Our investment Philosophy

Bottom up investment processes are traditionally described as “value”, “momentum” or “growth” orientated. This simplistic approach is a manufactured construct that has been defined to pigeonhole managers into a textbook investment style but lacks relevance in the real world. Value is commonly misinterpreted as relative cheapness as measured by low earnings multiples; Momentum is construed as chasing what is in vogue; and growth a willingness to pay ever higher prices for rapidly expanding businesses. These are all critical factors that are part of the same equation and must be carefully considered together when making investment decisions.

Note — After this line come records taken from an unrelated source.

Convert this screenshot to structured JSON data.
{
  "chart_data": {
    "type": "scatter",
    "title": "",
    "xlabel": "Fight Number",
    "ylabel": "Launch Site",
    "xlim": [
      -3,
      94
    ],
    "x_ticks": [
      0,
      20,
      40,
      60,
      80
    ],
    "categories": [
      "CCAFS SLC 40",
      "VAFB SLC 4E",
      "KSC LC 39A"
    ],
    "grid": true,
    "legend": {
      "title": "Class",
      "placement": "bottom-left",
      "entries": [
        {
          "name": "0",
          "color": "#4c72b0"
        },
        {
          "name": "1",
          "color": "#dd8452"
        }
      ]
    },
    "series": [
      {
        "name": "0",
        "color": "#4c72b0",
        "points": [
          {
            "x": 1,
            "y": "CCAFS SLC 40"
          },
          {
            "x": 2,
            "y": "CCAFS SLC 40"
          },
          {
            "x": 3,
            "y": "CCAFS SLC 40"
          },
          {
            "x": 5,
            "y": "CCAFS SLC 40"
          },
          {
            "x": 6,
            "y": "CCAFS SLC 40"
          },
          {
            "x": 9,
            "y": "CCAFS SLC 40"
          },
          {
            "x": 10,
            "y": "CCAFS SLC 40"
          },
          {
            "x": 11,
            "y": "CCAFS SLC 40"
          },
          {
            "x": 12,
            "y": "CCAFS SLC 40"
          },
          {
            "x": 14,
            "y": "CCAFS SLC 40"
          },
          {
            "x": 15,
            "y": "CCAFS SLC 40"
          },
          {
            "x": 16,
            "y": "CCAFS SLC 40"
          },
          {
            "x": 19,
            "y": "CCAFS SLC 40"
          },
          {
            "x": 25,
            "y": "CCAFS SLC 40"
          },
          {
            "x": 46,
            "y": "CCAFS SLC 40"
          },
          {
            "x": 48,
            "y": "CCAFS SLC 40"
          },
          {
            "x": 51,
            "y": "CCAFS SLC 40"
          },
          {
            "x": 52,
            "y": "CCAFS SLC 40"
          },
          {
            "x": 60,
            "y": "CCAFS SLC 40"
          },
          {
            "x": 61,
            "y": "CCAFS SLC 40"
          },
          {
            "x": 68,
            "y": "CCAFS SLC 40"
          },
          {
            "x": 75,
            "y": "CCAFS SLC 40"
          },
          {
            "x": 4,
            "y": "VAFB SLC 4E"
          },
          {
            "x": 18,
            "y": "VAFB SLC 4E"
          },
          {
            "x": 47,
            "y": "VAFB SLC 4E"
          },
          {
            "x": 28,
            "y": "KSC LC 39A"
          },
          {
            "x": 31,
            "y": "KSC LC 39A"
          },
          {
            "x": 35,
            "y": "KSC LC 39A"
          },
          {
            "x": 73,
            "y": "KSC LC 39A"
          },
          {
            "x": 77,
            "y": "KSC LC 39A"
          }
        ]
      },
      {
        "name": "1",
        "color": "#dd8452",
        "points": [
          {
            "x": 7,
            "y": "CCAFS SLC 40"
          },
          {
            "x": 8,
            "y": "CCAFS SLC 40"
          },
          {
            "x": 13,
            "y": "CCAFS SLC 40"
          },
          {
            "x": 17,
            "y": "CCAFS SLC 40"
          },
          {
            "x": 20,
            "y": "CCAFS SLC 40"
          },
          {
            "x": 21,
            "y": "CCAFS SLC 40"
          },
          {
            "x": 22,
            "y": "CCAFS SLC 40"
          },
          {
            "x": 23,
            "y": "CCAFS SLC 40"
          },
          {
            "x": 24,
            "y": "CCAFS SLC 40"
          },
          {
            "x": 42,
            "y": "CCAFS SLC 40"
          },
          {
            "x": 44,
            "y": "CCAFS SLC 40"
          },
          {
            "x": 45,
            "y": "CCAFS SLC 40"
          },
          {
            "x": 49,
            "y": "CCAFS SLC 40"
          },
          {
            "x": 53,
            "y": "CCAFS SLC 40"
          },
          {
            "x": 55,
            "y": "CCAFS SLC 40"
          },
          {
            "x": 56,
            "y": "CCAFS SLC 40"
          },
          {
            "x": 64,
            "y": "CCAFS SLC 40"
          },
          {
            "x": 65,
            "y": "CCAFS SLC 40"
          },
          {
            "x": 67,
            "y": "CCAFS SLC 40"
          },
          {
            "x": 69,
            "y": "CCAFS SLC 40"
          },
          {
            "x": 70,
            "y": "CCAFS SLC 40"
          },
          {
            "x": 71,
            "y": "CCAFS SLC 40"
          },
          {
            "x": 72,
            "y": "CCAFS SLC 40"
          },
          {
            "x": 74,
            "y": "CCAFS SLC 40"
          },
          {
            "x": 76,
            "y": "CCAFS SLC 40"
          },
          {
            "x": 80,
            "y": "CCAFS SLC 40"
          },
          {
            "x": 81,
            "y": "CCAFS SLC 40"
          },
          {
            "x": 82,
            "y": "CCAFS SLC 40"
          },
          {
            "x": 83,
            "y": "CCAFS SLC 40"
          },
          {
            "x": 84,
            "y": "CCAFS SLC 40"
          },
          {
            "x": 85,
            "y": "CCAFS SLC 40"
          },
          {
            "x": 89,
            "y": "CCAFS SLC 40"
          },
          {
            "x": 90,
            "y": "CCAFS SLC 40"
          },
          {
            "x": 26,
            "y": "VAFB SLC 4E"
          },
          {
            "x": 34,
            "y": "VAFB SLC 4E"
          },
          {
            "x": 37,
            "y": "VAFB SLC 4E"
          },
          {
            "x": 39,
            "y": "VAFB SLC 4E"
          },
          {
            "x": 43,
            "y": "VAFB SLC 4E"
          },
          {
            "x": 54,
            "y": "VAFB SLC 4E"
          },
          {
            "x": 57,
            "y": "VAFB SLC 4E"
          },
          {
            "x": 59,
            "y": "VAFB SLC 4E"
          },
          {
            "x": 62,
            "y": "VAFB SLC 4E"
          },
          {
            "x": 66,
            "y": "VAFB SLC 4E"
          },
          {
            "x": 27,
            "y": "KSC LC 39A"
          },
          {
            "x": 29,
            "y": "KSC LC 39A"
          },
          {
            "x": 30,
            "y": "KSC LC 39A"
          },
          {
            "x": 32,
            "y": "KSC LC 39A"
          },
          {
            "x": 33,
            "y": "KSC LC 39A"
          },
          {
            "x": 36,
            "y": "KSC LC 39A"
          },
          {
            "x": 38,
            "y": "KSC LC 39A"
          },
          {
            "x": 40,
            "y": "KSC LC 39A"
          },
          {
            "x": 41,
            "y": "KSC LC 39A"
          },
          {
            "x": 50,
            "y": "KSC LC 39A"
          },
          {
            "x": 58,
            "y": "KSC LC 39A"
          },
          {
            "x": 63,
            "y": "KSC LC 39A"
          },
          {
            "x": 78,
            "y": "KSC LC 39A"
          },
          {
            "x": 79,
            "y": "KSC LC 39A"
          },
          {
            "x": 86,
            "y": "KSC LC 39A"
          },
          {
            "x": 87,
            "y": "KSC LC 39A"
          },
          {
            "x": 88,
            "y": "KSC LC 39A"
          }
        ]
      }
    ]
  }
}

The combination of a superior business model and an astute, entrepreneurial and well-incentivised management team frequently maximises the future cash flows of a business. If acquired at a reasonable price, owning such businesses provides the prospect of generating above average investment returns. We also understand the importance of genuine earnings momentum within a business. Our competitive advantage as investment managers is our ability to better understand the fundamental drivers of superior and inferior business models and to distinguish between exceptional, capable and poor management teams. Deeper insight into these factors allows us to invest with conviction over long periods of time in great businesses, and to avoid or short sell those inferior peers.

However, the risks presented by politicians, commodity prices, interest rates, currencies, excessive systemic leverage and other macroeconomic factors are real and can have devastating impacts on asset prices. We seek to position our portfolio in a conservative manner to mitigate those macroeconomic risks. In addition, we stress test our individual investment cases to better understand how they may react in different scenarios and include this in our valuation methodology. We do not look to predict the future but rather react with pragmatism to events as they unfold.

We recognise that investment managers do not deal in certainties – “facts” are often disproved, information changes and we make errors in our assessments. We cautiously guard against biases, which can hinder incorporating the dynamic environment within which we operate. We continually evaluate new information and are flexible enough to recognize when an investment thesis is no longer valid.